Nella notte, un secondo arrivo: la nave Ong Oyvon, con bandiera tedesca e personale di Medici senza frontiere, ha portato a terra 24 persone salvate a nord di Tripoli. Eritrei, somali, sud-sudanesi, sudanesi e yemeniti, tra cui sette minori, sono stati accolti senza particolari criticità sanitarie. Anche in questo caso, la Prefettura di Ragusa ha coordinato le procedure di sbarco e accoglienza.
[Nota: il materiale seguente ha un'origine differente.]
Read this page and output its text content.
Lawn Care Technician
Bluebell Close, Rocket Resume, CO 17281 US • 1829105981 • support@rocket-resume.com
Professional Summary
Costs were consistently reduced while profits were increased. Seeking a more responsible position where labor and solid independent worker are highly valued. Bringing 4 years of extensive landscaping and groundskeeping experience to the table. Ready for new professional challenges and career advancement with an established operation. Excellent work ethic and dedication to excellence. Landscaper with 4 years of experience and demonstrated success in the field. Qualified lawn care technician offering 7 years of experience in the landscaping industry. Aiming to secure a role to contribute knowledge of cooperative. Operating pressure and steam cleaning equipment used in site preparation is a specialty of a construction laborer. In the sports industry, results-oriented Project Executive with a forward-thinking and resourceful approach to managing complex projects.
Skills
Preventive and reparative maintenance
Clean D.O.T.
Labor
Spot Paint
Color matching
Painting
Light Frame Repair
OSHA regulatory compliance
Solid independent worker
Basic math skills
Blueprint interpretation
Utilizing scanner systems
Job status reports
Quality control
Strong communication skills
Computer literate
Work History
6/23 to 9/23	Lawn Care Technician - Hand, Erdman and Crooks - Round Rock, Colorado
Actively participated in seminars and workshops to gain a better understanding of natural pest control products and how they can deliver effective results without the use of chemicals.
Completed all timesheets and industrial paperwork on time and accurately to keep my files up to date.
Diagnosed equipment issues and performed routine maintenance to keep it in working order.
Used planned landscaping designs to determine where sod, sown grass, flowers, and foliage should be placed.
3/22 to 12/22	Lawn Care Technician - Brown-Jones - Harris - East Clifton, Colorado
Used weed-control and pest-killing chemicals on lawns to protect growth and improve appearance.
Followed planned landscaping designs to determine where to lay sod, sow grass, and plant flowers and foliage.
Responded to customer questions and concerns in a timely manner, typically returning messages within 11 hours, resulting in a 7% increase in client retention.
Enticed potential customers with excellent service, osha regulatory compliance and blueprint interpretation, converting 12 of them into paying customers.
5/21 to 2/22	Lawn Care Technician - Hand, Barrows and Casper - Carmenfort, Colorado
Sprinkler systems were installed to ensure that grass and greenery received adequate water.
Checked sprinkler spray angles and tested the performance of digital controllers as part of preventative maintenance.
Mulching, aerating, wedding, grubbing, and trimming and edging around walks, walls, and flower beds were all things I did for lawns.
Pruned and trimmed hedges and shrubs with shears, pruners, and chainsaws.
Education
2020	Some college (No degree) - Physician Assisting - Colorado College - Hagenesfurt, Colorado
Due operazioni in meno di ventiquattr’ore che confermano la ciclicità del fenomeno migratorio nel Mediterraneo: partenze, soccorsi, approdi, controlli e trasferimenti si susseguono con regolarità, come onde che ritornano. Pozzallo resta uno dei punti nevralgici di questo flusso continuo, dove ogni arrivo racconta la stessa storia di speranza e fatica, e dove la routine dell’emergenza è ormai parte della quotidianità.